= Intrinsic and extrinsic properties (philosophy) =

Property that a thing has of itself

An intrinsic property is a property that a thing has itself, independently of anything else. An extrinsic (or relational) property is a property that depends on a thing's relationship with other things. For example, mass is an intrinsic property of any physical object, whereas weight is an extrinsic property that varies depending on the strength of the gravitational field in which the respective object is placed. The question of intrinsicality and extrinsicality in empirically observable objects is a significant field of study in ontology, the branch of philosophy concerned with explaining the fundamental nature of being.

==Criteria==
David Lewis offered a list of criteria that should condense the distinction between intrinsic and extrinsic properties (numbers and italics added):

1. A sentence or statement or proposition that ascribes intrinsic properties to something is entirely about that thing; whereas an ascription of extrinsic properties to something is not entirely about that thing, though it may well be about some larger whole which includes that thing as part.
2. A thing has its intrinsic properties in virtue of the way that thing itself, and nothing else, is. Not so for extrinsic properties, though a thing may well have these in virtue of the way some larger whole is.
3. The intrinsic properties of something depend only on that thing; whereas the extrinsic properties of something may depend, wholly or partly, on something else.
4. If something has an intrinsic property, then so does any perfect duplicate of that thing; whereas duplicates situated in different surroundings will differ in their extrinsic properties.

==Value==
Intrinsic properties are fundamental in understanding Kantian deontological ethics, which is based upon the argument that an action should be viewed on its intrinsic value (the value of the action in itself) with regard to ethics and morality, as opposed to consequentialist utilitarian arguments that an action should be viewed by the value of its outcomes.

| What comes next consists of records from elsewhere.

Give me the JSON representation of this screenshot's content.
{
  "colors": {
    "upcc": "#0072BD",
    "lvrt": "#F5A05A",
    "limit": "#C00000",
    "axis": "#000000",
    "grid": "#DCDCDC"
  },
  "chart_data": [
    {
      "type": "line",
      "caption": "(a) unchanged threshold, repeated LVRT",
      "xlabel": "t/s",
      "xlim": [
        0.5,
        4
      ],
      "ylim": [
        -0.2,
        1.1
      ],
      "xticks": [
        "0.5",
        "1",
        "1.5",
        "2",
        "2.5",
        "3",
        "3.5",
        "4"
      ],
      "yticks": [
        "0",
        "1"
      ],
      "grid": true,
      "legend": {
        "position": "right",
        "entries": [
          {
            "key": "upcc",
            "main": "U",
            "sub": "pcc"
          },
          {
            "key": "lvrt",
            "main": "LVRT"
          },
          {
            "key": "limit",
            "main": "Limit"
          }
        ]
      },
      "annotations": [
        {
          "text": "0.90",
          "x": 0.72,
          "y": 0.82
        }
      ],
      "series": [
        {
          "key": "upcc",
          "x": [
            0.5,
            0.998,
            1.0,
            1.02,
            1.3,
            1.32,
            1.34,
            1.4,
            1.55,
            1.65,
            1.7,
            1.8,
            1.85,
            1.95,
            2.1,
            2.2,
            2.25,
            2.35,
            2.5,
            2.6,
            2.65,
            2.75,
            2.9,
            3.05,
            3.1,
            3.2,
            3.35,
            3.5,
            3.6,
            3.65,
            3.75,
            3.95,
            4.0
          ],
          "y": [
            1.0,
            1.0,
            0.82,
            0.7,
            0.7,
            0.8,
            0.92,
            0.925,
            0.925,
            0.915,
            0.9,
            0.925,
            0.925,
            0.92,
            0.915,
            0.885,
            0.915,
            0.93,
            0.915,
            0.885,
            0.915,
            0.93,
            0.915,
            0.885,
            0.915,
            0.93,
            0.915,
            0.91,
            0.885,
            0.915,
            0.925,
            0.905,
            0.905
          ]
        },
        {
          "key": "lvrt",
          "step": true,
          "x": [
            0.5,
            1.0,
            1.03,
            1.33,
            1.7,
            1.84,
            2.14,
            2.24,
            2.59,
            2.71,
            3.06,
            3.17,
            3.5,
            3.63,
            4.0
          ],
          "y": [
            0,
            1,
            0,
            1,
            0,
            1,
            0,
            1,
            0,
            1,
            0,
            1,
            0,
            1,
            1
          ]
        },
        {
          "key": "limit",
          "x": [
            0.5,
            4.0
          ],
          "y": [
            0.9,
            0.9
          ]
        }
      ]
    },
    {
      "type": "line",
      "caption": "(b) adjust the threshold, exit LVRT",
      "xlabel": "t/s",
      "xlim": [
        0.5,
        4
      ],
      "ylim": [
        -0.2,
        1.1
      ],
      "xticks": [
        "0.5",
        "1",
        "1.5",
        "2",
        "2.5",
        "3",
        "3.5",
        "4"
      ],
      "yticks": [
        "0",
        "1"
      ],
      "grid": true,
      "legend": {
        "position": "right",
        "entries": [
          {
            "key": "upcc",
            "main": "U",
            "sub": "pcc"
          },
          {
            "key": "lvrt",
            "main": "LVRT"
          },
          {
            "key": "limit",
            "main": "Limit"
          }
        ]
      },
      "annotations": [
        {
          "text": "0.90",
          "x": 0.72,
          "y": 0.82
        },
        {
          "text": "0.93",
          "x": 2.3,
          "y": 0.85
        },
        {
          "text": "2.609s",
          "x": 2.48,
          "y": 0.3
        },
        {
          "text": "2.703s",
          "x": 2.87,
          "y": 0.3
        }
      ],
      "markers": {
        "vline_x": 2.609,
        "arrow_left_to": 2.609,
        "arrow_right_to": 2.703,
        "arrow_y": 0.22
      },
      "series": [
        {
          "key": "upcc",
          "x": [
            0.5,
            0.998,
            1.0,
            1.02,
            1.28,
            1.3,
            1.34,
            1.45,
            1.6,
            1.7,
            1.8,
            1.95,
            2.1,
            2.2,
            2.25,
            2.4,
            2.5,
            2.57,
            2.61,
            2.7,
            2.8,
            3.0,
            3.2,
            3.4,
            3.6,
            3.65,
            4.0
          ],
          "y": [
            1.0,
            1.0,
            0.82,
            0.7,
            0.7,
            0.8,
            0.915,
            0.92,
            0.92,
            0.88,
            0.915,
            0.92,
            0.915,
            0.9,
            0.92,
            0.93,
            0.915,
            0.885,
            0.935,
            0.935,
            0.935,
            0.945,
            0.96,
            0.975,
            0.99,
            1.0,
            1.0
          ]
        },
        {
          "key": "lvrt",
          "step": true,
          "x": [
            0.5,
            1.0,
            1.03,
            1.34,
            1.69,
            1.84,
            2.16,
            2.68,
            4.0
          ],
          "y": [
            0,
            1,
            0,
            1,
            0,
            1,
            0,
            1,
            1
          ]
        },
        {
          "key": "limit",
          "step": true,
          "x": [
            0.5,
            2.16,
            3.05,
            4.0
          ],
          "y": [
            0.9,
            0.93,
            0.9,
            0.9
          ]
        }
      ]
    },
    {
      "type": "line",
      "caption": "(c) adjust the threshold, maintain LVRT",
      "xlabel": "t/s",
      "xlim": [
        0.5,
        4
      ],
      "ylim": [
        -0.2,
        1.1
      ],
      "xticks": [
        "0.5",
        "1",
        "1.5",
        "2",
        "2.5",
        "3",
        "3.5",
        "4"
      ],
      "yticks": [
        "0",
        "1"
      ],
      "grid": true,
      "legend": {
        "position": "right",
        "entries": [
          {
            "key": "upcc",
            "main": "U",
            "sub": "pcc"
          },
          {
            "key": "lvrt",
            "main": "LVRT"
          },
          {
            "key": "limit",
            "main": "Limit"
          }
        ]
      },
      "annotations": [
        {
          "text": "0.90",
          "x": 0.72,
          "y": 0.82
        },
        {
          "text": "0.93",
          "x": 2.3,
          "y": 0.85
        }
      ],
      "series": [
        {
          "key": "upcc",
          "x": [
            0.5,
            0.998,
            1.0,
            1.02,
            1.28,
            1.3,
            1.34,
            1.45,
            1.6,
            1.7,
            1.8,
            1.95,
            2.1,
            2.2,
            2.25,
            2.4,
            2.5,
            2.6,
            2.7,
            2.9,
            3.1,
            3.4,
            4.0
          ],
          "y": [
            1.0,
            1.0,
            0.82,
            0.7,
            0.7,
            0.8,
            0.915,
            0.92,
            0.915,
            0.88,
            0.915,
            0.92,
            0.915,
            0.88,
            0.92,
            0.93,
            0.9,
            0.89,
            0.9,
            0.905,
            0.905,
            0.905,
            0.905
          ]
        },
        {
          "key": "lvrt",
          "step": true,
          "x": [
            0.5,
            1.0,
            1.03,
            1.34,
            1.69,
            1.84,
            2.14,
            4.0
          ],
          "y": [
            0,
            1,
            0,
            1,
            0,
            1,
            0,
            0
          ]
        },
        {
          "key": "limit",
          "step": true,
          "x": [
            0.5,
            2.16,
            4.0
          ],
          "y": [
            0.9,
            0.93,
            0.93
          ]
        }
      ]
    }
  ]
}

==Intrinsicism and extrinsicism==

===Intrinsicism===
Intrinsicism is the belief that value is a non-relational characteristic of an object. This means that an object can be good or bad without reference to who it is good or bad for, and without reference to the reason it is good or bad. One example of this might be the belief that certain sex acts are intrinsically evil, even if they harm no one.

===Extrinsicism===
Extrinsicism is the tendency to place major emphasis on external matters rather than on more profound realities. In terms of morals and ethics, it tends to stress the external observance of laws and precepts, with lesser concern for the ultimate principles underlying moral conduct.